Elimination of cats drives trophic cascade

A new paper in the Journal of Applied Ecology (Bergstrom et al (2009). Indirect effects of invasive species removal devastate World Heritage Island, doi: 10.1111/j.1365-2664.2008.01601.x) describes how, on Macquarie Island, an important breeding location for several species of penguin, the elimination of invasive cats in attempt to protect the penguins has triggered a trophic cascade as herbivore populations have boomed defoliating the island.

The study’s lead author Dana Bergstrom, of the Australian Antarctic Division, estimates that nearly 40% has been modified, with 20% having moderate to severe change, and that rabbits have convert vegetation from complex communities to short, grazed lawns or bare ground.

Rabbits caused plant cover to decline starkly on this royal penguin "run" between 2001 (top) and 2007 (bottom). (From BBC)

Rabbits caused plant cover to decline starkly on this royal penguin "run" between 2001 (top) and 2007 (bottom). BBC

Finch Creek on sub-Antartic Macquarie Island. Rabbits have stripped 40% of the island bare of vegetation, scientists say. Photograph: /Australian Antarctic Division

Finch Creek on sub-Antartic Macquarie Island. Rabbits have stripped 40% of the island bare of vegetation, scientists say. Photograph: /Australian Antarctic Division

From the Guardian:

Things began to go wrong on Macquarie Island, halfway between Australia and Antarctica, soon after it was discovered in 1810. The island’s fur seals, elephant seals and penguins were killed for fur and blubber, but it was the rats and mice that jumped from the sealing ships that started the problem. Cats were quickly introduced to keep the rodents from precious food stores. Rabbits followed some 60 years later, as part of a tradition to leave the animals on islands to give shipwrecked sailors something to eat.
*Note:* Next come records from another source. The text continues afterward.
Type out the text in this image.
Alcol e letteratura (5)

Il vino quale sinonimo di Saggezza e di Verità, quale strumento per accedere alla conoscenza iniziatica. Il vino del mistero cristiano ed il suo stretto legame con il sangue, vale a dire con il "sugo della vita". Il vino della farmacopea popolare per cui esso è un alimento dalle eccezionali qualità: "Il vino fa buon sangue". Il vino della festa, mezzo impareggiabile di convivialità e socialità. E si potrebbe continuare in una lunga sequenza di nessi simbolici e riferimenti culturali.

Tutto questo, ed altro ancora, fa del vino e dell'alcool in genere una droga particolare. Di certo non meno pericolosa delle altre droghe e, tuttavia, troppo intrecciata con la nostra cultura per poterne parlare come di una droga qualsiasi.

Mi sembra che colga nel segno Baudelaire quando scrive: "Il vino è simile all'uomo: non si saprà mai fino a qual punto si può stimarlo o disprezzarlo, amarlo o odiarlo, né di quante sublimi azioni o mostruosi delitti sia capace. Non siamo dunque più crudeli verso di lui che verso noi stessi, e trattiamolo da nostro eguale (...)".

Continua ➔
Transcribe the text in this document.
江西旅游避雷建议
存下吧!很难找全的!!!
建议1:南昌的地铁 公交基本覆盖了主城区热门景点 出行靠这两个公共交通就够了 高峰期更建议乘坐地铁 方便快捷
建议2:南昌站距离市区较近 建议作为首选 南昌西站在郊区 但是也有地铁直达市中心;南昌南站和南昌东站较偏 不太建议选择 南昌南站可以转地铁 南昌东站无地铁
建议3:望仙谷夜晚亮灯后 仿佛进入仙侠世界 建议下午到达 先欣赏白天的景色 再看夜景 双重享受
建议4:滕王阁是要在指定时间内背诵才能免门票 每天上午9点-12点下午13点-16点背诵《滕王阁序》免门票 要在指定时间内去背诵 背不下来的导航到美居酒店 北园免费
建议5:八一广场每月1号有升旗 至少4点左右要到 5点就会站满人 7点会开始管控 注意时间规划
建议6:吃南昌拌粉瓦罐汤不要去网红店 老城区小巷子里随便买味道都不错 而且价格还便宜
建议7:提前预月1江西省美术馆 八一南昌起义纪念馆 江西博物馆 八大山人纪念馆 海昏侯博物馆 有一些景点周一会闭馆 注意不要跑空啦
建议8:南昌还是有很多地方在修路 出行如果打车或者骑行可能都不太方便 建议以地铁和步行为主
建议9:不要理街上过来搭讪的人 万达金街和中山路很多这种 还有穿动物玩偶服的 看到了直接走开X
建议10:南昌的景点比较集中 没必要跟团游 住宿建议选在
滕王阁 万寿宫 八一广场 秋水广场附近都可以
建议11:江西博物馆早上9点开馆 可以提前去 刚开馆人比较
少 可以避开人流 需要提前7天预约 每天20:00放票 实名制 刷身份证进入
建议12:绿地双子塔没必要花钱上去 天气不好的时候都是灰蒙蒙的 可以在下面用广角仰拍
Given easy prey, cats feasted on the hapless rabbits and feline numbers quickly grew. The island then lost two endemic flightless birds, a rail and a parakeet. Meanwhile, the rabbits bred rapidly and nibbled the island’s precious vegetation.

By the 1970s, some 130,000 rabbits were causing so much damage that the notorious disease myxomatosis was the latest foreign body introduced to Macquarie, which took the rabbit population down to under 20,000 within a decade.

“The island’s vegetation then began to recover,” Bergstrom says.

But what was good for the vegetation proved bad for the island’s wildlife. With fewer rabbits around, the established cats turned instead to local burrowing birds. By 1985, conservationists deemed it necessary to shoot the cats.

The last cat was killed in 2000, but the conservationists were horrified to see rabbit populations soar. Myxomatosis failed to keep numbers down, and the newly strong rabbit population quickly reversed decades of vegetation recovery. In 2006, the resurgent rabbits were even blamed for a massive landslip that wiped out much of an important penguin colony.


The Tasmanian Parks and Wildlife Service intends to fix the island once and for all, and has drawn up plans to eradicate all 130,000 rabbits, along with the estimated 36,000 rats and 103,000 mice that live there.

The move could yet provoke more unexpected side effects, Bergstrom says. “This is the largest island on which this type of eradication program will have been attempted.”